Ideology & Religion 

United Nations: Man and Space by Gu Wenda feels almost like an infinity room, complete with low lighting that shows off a space draped with national flags from across the world, all made of human hair collected from every destination. It is a magical piece to walk through but beware, it comes to an abrupt end with Die Harder by David Mach, a violent looking image of Jesus on the cross, covered from head to toe in thousands of antennae, representing the act of sending and receiving messages to and from the world.

Abacus by Russian artist Sergey Shutov is completely awe-inspiring. 20 life-size figures, draped in black robes and performing a prayer-like ritual dominate the gallery. Whether a representation of Islam or a worship of fellow Russian artwork placed opposite, I challenge any visitor to say with conviction that they believe them to be just mannequins. This piece will leave you all desperate to find out for certain.

Sex & the Body

For me, much of the content in the Sex & the Body section felt unsuitable, but we did catch a glimpse of Spaghetti Man by Paul McCarthy which left a lasting impression on my pre schooler. Google it.

We didn’t make it to the end section on Art History.

Wading past the excess of signs at the exhibition entrance asking visitors to attend to children at all times, i couldn’t help but wonder if I had done the right thing bringing two such young visitors into this space. Pop Art (and its eastern counterparts Sots Art and Political Pop presented here) really appeal to young audiences because of their reflection of every day objects and images of the world we live in. But with everyday objects, comes everyday behaviour and the desire to fully interact with everything involved.

For parents with younger children, therefore, this exhibition does come with a health warning, but if you have the energy to keep giving chase to your toddler, those with pre schoolers or older children will find it a rich and rewarding way to educate them on respecting and understanding the value of art. Pop Art: East Meets West is an immense exhibition that will appear exciting and familiar from the outset. In all honesty, it screams interaction, but with none of the featured exhibits allowing for this, the message is unwavering and clear. And what’s more, no interaction whatsoever is needed to enjoy this showcase. I might have sounded like a broken record to my toddler, but by discussing the feelings of my pre schooler when her younger sister destroys her block towers, or draws over her pictures, it didn’t take long for her to appreciate why it was so important to stand, stop and stare, but never touch. And me? Well for me it was a valuable opportunity to convey how to behave in a space as important as this. We were in West London after all.

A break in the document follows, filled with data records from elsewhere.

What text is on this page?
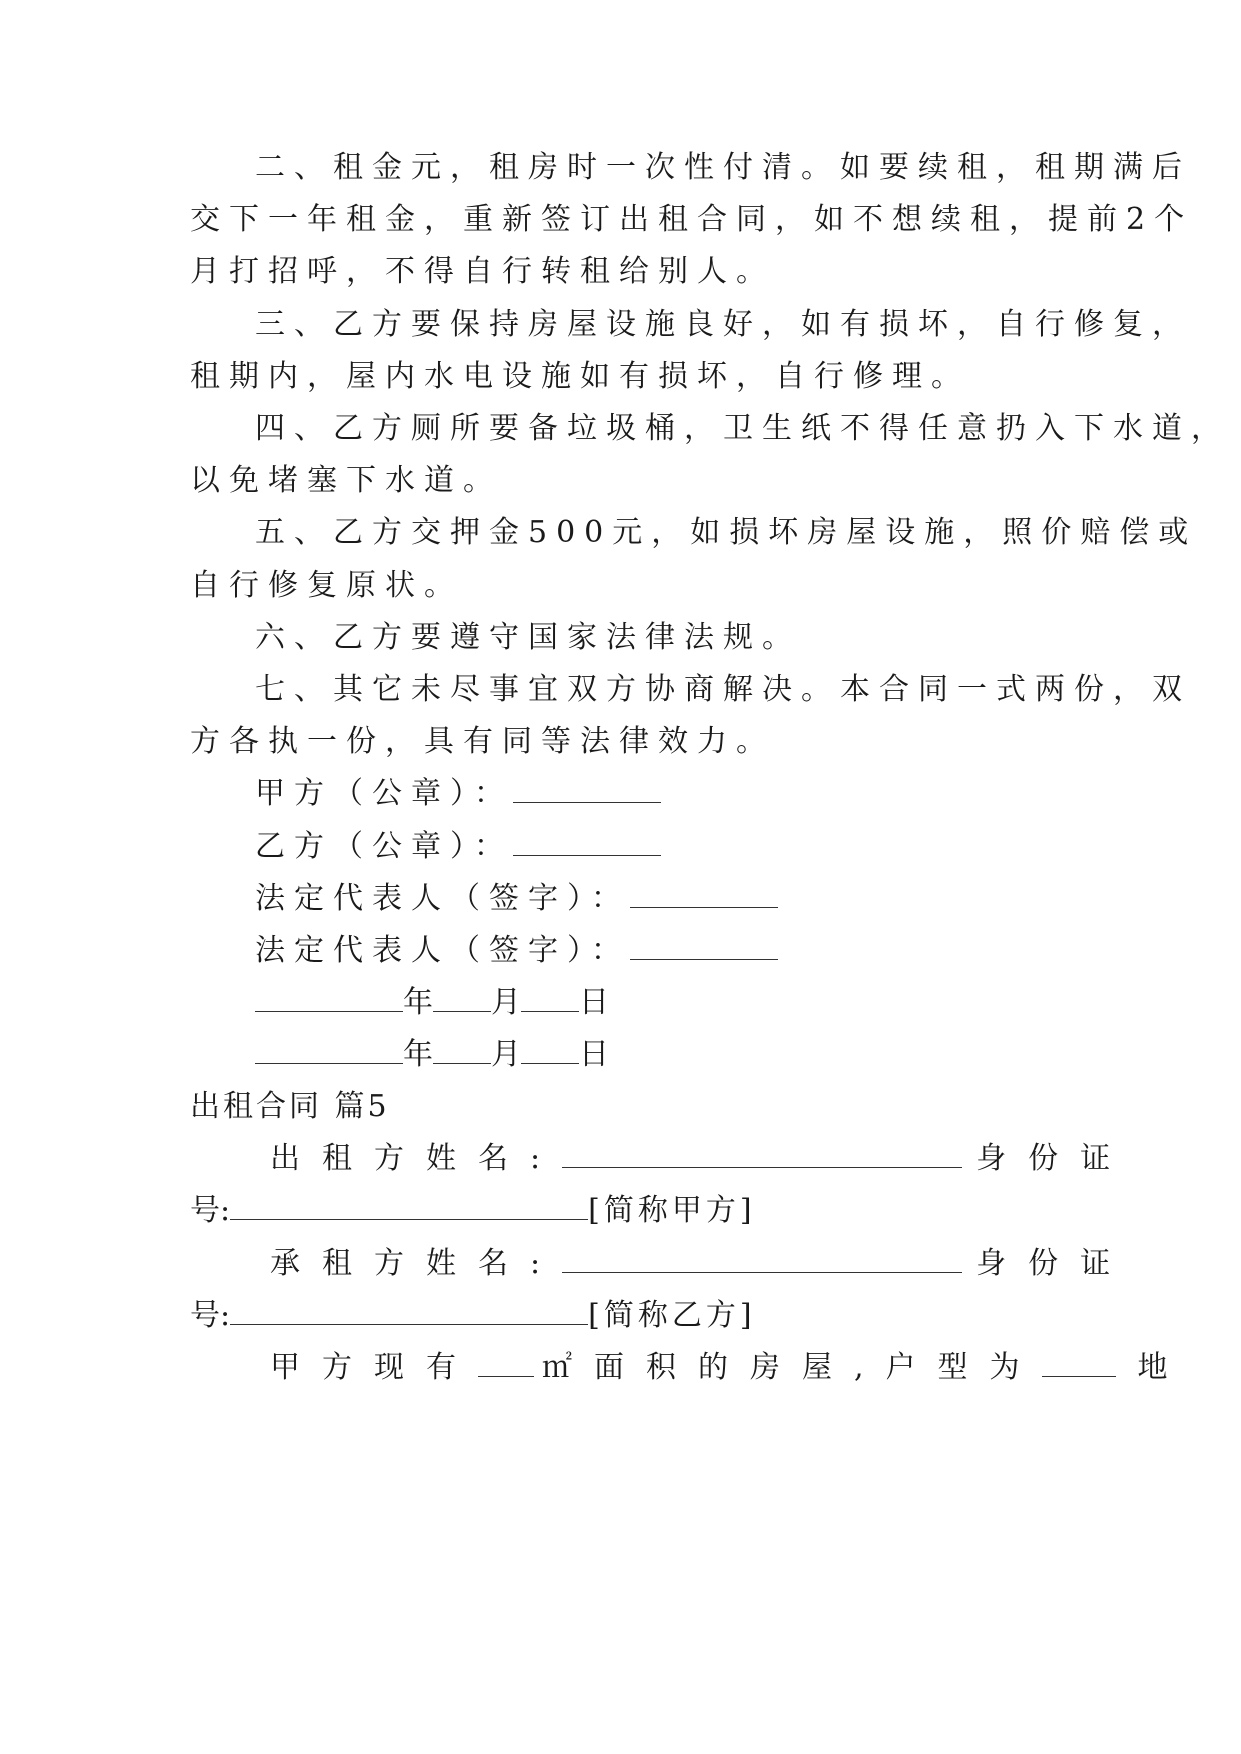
二、租金元，租房时一次性付清。如要续租，租期满后
交下一年租金，重新签订出租合同，如不想续租，提前2个
月打招呼，不得自行转租给别人。
三、乙方要保持房屋设施良好，如有损坏，自行修复，
租期内，屋内水电设施如有损坏，自行修理。
四、乙方厕所要备垃圾桶，卫生纸不得任意扔入下水道，
以免堵塞下水道。
五、乙方交押金500元，如损坏房屋设施，照价赔偿或
自行修复原状。
六、乙方要遵守国家法律法规。
七、其它未尽事宜双方协商解决。本合同一式两份，双
方各执一份，具有同等法律效力。
甲方（公章）：
乙方（公章）：
法定代表人（签字）：
法定代表人（签字）：
年 月 日
年 月 日
出租合同 篇5
出租方姓名:	身份证
号:	[简称甲方]
承租方姓名:	身份证
号:	[简称乙方]
甲方现有 ㎡面积的房屋,户型为	地
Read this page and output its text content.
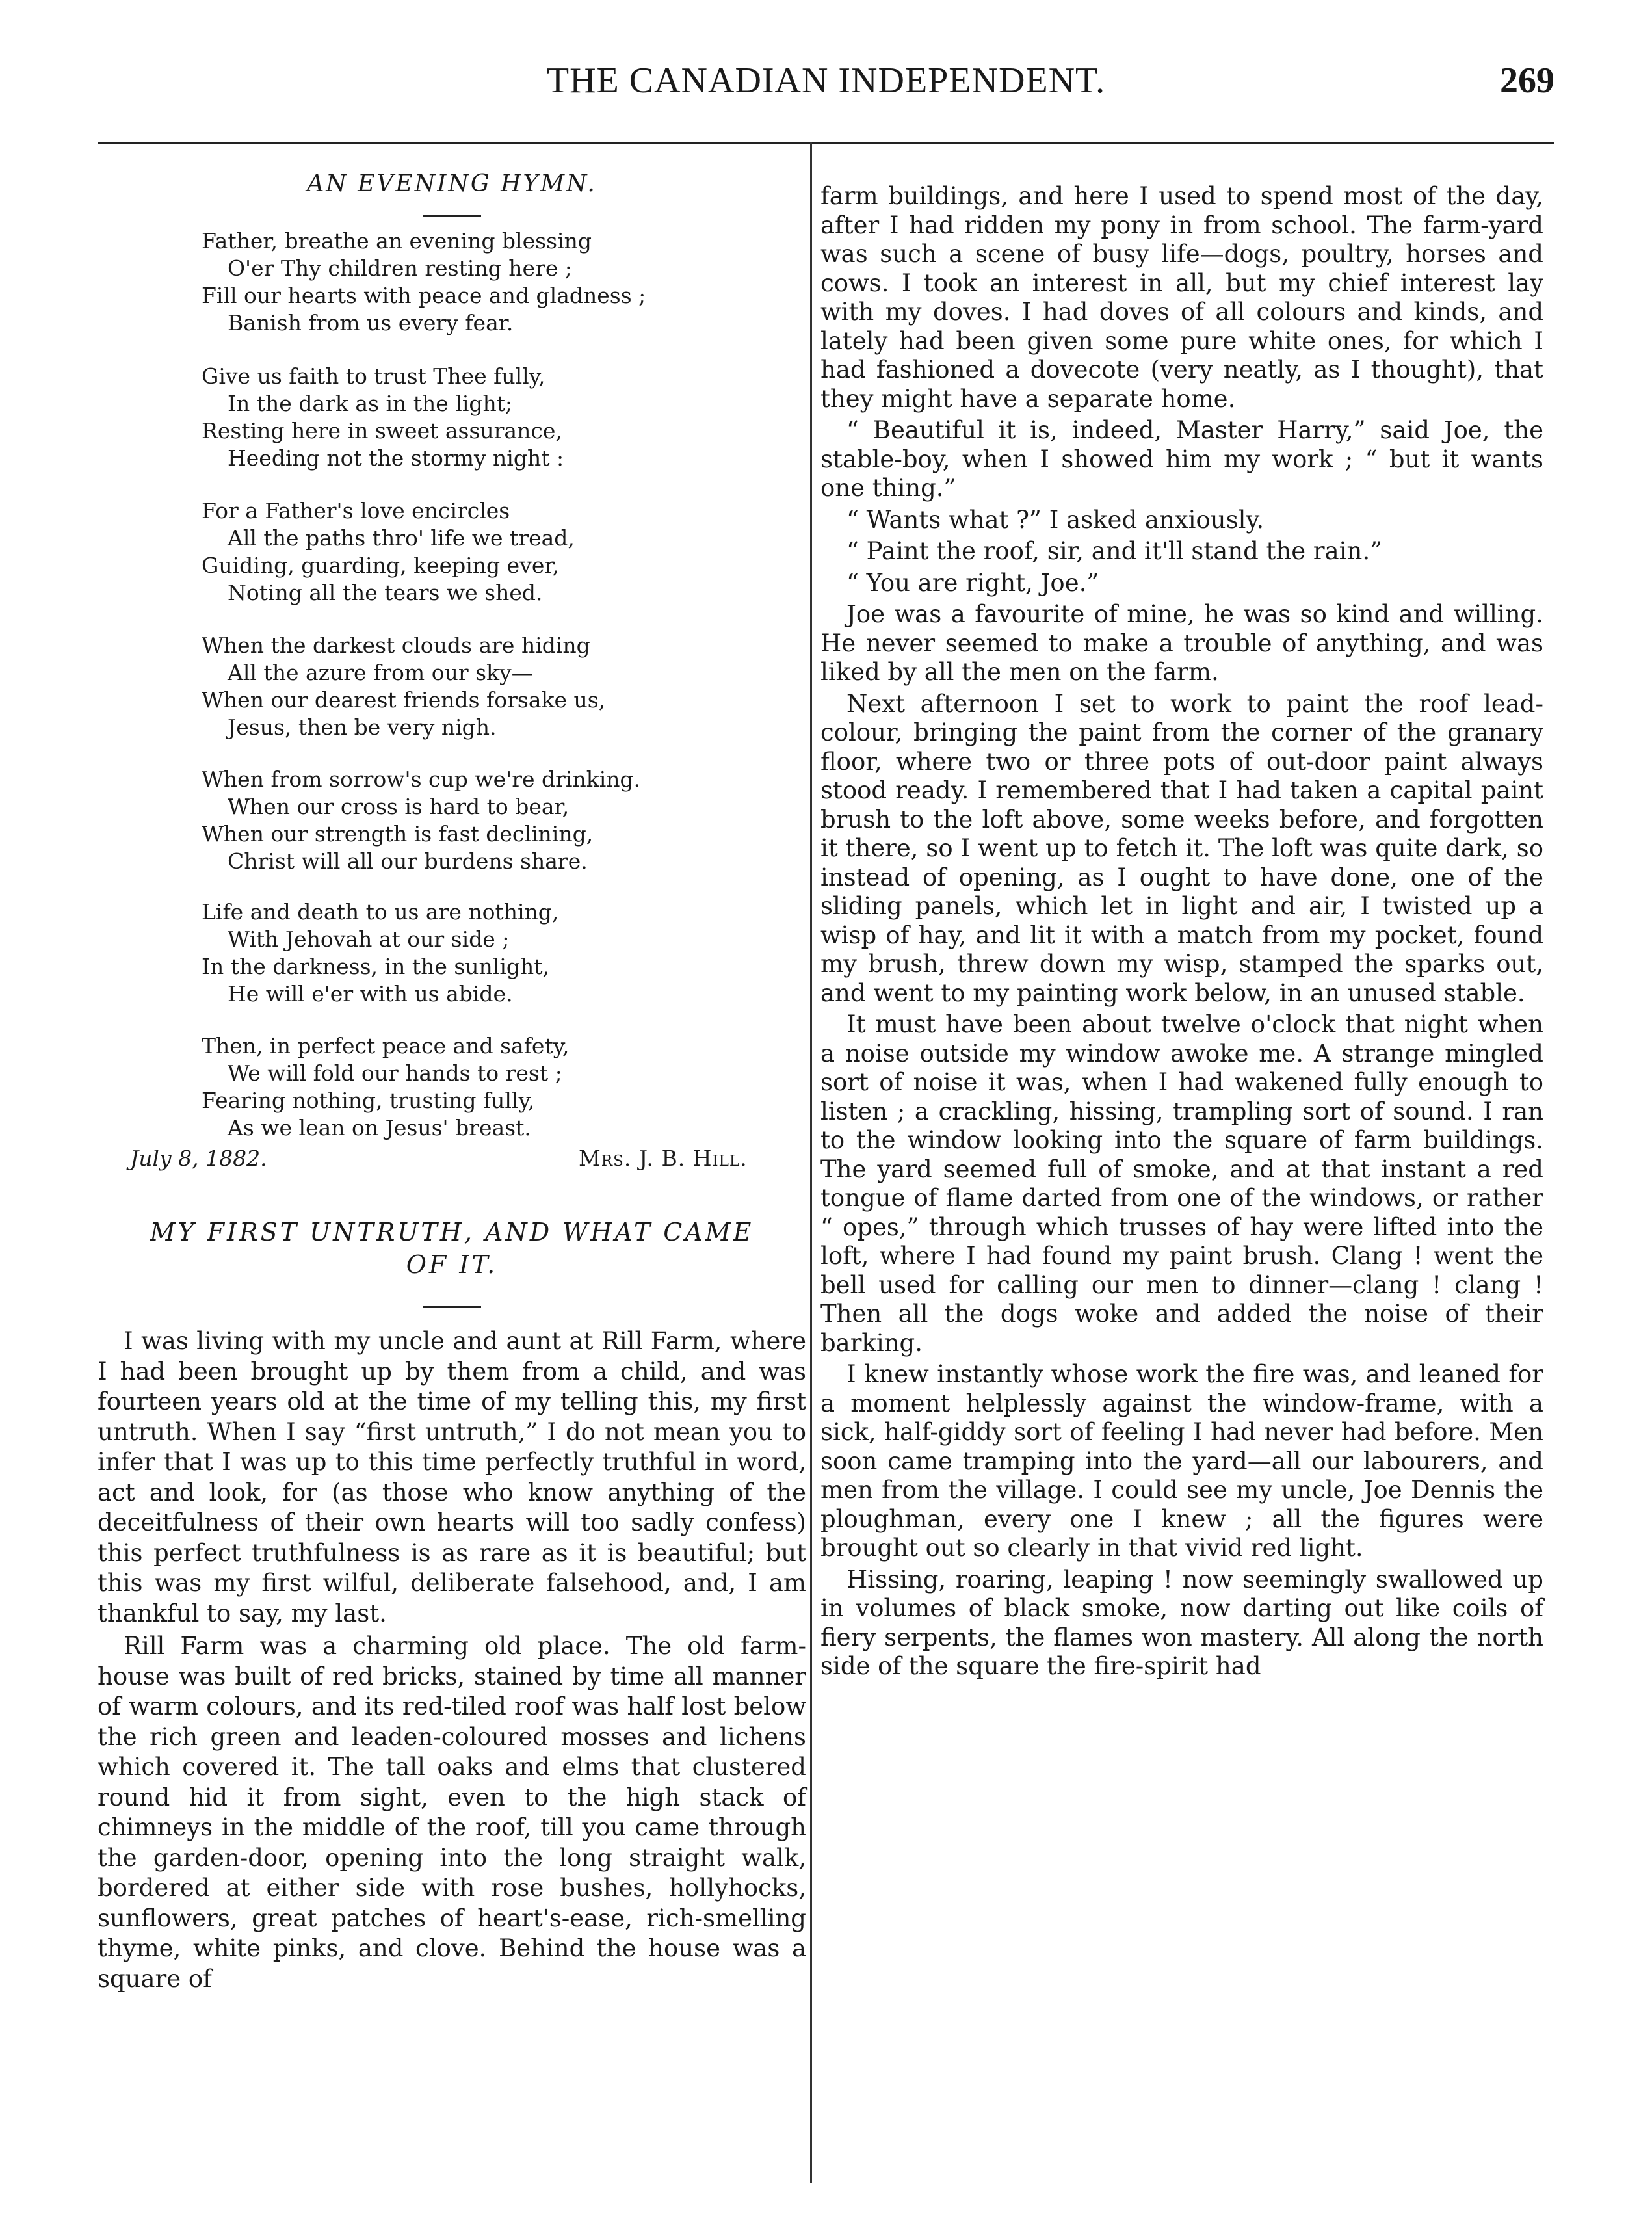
THE CANADIAN INDEPENDENT.	269
AN EVENING HYMN.
Father, breathe an evening blessing
O'er Thy children resting here ;
Fill our hearts with peace and gladness ;
Banish from us every fear.
Give us faith to trust Thee fully,
In the dark as in the light;
Resting here in sweet assurance,
Heeding not the stormy night :
For a Father's love encircles
All the paths thro' life we tread,
Guiding, guarding, keeping ever,
Noting all the tears we shed.
When the darkest clouds are hiding
All the azure from our sky—
When our dearest friends forsake us,
Jesus, then be very nigh.
When from sorrow's cup we're drinking.
When our cross is hard to bear,
When our strength is fast declining,
Christ will all our burdens share.
Life and death to us are nothing,
With Jehovah at our side ;
In the darkness, in the sunlight,
He will e'er with us abide.
Then, in perfect peace and safety,
We will fold our hands to rest ;
Fearing nothing, trusting fully,
As we lean on Jesus' breast.
July 8, 1882.	Mrs. J. B. Hill.
MY FIRST UNTRUTH, AND WHAT CAME
OF IT.

I was living with my uncle and aunt at Rill Farm, where I had been brought up by them from a child, and was fourteen years old at the time of my telling this, my first untruth. When I say “first untruth,” I do not mean you to infer that I was up to this time perfectly truthful in word, act and look, for (as those who know anything of the deceitfulness of their own hearts will too sadly confess) this perfect truthfulness is as rare as it is beautiful; but this was my first wilful, deliberate falsehood, and, I am thankful to say, my last.

Rill Farm was a charming old place. The old farm-house was built of red bricks, stained by time all manner of warm colours, and its red-tiled roof was half lost below the rich green and leaden-coloured mosses and lichens which covered it. The tall oaks and elms that clustered round hid it from sight, even to the high stack of chimneys in the middle of the roof, till you came through the garden-door, opening into the long straight walk, bordered at either side with rose bushes, hollyhocks, sunflowers, great patches of heart's-ease, rich-smelling thyme, white pinks, and clove. Behind the house was a square of

farm buildings, and here I used to spend most of the day, after I had ridden my pony in from school. The farm-yard was such a scene of busy life—dogs, poultry, horses and cows. I took an interest in all, but my chief interest lay with my doves. I had doves of all colours and kinds, and lately had been given some pure white ones, for which I had fashioned a dovecote (very neatly, as I thought), that they might have a separate home.

“ Beautiful it is, indeed, Master Harry,” said Joe, the stable-boy, when I showed him my work ; “ but it wants one thing.”

“ Wants what ?” I asked anxiously.

“ Paint the roof, sir, and it'll stand the rain.”

“ You are right, Joe.”

Joe was a favourite of mine, he was so kind and willing. He never seemed to make a trouble of anything, and was liked by all the men on the farm.

Next afternoon I set to work to paint the roof lead-colour, bringing the paint from the corner of the granary floor, where two or three pots of out-door paint always stood ready. I remembered that I had taken a capital paint brush to the loft above, some weeks before, and forgotten it there, so I went up to fetch it. The loft was quite dark, so instead of opening, as I ought to have done, one of the sliding panels, which let in light and air, I twisted up a wisp of hay, and lit it with a match from my pocket, found my brush, threw down my wisp, stamped the sparks out, and went to my painting work below, in an unused stable.

It must have been about twelve o'clock that night when a noise outside my window awoke me. A strange mingled sort of noise it was, when I had wakened fully enough to listen ; a crackling, hissing, trampling sort of sound. I ran to the window looking into the square of farm buildings. The yard seemed full of smoke, and at that instant a red tongue of flame darted from one of the windows, or rather “ opes,” through which trusses of hay were lifted into the loft, where I had found my paint brush. Clang ! went the bell used for calling our men to dinner—clang ! clang ! Then all the dogs woke and added the noise of their barking.

I knew instantly whose work the fire was, and leaned for a moment helplessly against the window-frame, with a sick, half-giddy sort of feeling I had never had before. Men soon came tramping into the yard—all our labourers, and men from the village. I could see my uncle, Joe Dennis the ploughman, every one I knew ; all the figures were brought out so clearly in that vivid red light.

Hissing, roaring, leaping ! now seemingly swallowed up in volumes of black smoke, now darting out like coils of fiery serpents, the flames won mastery. All along the north side of the square the fire-spirit had
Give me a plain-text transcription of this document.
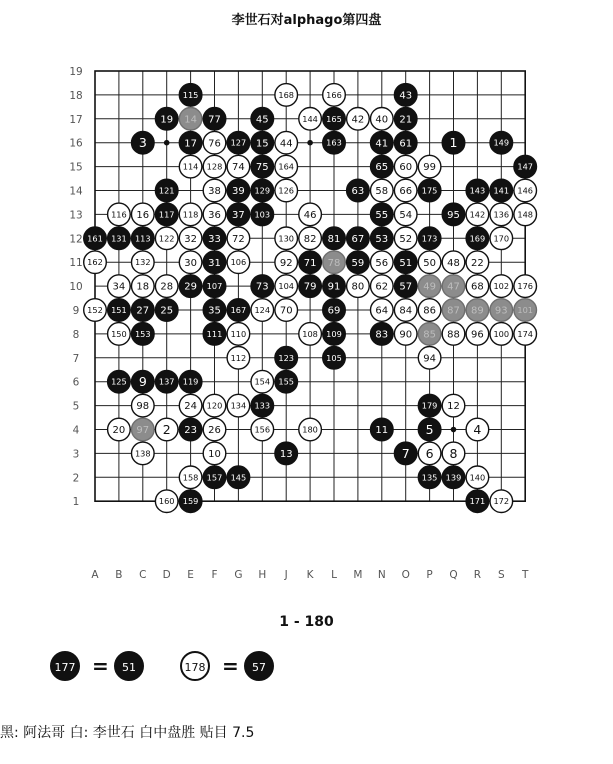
李世石对alphago第四盘
A B C D E F G H J K L M N O P Q R S T
19
18
17
16
15
14
13
12
11
10
9
8
7
6
5
4
3
2
1
115	168	166	43
19 14 77	45	144 165 42 40 21
3	17 76 127 15 44	163	41 61	1	149
114 128 74 75 164	65 60 99	147
121	38 39 129 126	63 58 66 175	143 141 146
116 16 117 118 36 37 103	46	55 54	95 142 136 148
161 131 113 122 32 33 72	130 82 81 67 53 52 173	169 170
162	132	30 31 106	92 71 78 59 56 51 50 48 22
34 18 28 29 107	73 104 79 91 80 62 57 49 47 68 102 176
152 151 27 25	35 167 124 70	69	64 84 86 87 89 93 101
150 153	111 110	108 109	83 90 85 88 96 100 174
112	123	105	94
125 9 137 119	154 155
98	24 120 134 133	179 12
20 97 2 23 26	156	180	11	5	4
138	10	13	7 6 8
158 157 145	135 139 140
160 159	171 172
1 - 180
177 =	51	178 =	57
黑: 阿法哥 白: 李世石 白中盘胜 贴目 7.5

Post Pop: East Meets West is at the Saatchi Gallery until 23rd February 2015. Admission Free.

Nearby: The Saatchi Gallery doesn’t really have a cafe to speak of, but the gorgeous Partridges Cafe, on the other side of the square serves hot drinks and food from 8am to 10pm daily (Christmas opening times apply). You might, however, wish to rush them past the enormous cake counter when you use the toilets.